Habitat and Distribution
The nautilus is reported to live on the coastal reefs of Baliand Papua New Guinea. They have been reported to live in nearby deep-water habitats as well.
Ultimately little is known about the exact distribution of A. perforatus compared with the more abundant relatives such as A. scrobiculatus. Shells of the nautilus are sold in Balinese market places and tend to be less common.
Reports from these markers detail that the shells have notable Octopus borings in their chambers. Markings indicate that the nautilus obtained are shells that have drifted onto the shoreline. Likely due to predation by Octopus, the shells are empty upon arrival.

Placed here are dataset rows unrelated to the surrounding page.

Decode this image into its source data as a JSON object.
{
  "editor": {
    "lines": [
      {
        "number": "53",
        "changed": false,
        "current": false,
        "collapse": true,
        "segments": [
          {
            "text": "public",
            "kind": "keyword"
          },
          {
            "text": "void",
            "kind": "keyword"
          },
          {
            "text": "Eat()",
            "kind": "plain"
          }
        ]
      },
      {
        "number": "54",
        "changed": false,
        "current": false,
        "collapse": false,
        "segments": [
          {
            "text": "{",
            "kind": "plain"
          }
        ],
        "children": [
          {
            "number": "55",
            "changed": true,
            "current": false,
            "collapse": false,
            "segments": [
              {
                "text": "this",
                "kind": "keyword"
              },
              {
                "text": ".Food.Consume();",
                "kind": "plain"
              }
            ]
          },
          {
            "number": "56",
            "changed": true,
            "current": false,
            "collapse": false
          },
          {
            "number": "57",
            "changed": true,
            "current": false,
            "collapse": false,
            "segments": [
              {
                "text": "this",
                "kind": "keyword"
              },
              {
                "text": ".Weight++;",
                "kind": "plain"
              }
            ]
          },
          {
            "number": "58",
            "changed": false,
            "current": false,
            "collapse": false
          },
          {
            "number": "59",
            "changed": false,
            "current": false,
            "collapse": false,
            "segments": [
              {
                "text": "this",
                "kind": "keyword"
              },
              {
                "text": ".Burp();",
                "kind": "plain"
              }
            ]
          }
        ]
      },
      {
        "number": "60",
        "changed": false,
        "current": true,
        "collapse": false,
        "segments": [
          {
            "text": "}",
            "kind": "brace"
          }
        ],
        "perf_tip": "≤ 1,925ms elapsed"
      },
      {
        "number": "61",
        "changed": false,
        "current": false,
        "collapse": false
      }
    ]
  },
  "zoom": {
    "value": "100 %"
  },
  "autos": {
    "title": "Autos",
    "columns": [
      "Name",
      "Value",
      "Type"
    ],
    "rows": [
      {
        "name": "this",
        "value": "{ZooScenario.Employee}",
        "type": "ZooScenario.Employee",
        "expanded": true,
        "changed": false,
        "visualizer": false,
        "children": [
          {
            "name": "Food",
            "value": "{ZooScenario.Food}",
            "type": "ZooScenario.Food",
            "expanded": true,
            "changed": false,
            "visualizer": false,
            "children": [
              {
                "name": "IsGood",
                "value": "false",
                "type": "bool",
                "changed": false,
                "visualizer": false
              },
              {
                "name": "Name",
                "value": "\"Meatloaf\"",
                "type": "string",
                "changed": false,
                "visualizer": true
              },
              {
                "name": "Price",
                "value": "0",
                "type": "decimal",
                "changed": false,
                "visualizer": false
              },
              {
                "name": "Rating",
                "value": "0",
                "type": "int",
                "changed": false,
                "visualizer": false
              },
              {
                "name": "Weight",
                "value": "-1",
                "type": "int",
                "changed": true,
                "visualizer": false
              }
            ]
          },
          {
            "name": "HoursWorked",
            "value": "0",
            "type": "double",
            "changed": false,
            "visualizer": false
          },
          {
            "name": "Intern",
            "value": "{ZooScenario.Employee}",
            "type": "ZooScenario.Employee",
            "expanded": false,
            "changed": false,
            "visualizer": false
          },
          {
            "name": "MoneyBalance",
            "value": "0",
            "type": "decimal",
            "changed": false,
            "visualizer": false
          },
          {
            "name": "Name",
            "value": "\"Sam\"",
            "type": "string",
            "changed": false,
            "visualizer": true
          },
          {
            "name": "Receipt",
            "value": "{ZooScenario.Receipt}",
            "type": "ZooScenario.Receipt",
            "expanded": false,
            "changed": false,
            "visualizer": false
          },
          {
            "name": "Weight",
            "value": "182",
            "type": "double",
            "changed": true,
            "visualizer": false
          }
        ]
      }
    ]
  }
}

Due to the A. scrobiculatus specimen being isolated in the region of Papua New Guinea, in addition to being close relatives, it is thought that both species of the nautilus are organisms that are isolated geographically.
Commercial use of shells
Known to be valued in the commercial market as collectibles, nautilus shells and are traded around the world. A. perforatus are traded locally in Bali, Indonesia. These markets tend to last for a brief period of time before eventually becoming nonfunctional.
In addition to their trading and commercial value as souvenirs, shells are also owned by museums for collection.
Little is known about wild specimens of A. perforatus and this nautilus has mostly been distinguished by shells that have drifted onto land. Thus, not much is known about this particular creature. The genus Allonautilus contains only two species; A.perforatus and A. scrobiculatus. 
Due to its geographically isolated nature, the genus overall tends to be more restricted in distribution than Nautilus
Like other nautilus species, A.perforatus has a coiled shell, shell covering its internal body. The shell has multiple chambers, the outermost chamber being where the nautilus lives. In addition the organism possesses tentacles that form two rings around its mouth.
A. perforatus shows a shell shape and coloration very similar to that of A. scrobiculatus and shares with this species the characteristic open umbilicus. However, it bears highly distinctive shell-ribbing, which is unique among extant ectocochleate cephalopods, and lacks scrobiculate shell sculpture.
It is not known whether A. perforatus possesses the thick encrusting layer (periostracum) characteristic of A. scrobiculatus. Maximum known shell diameter is around 180 mm. Sexual dimorphism are apparent as females tend to be smaller in size. The shell also possesses a series of plicae (ribs) on the sides of the body chamber neat the organism's aperture. Plicae tend to be 30mm long and its crests 10mm apart, and are explicitly expressed on both the inside and outside of the shell.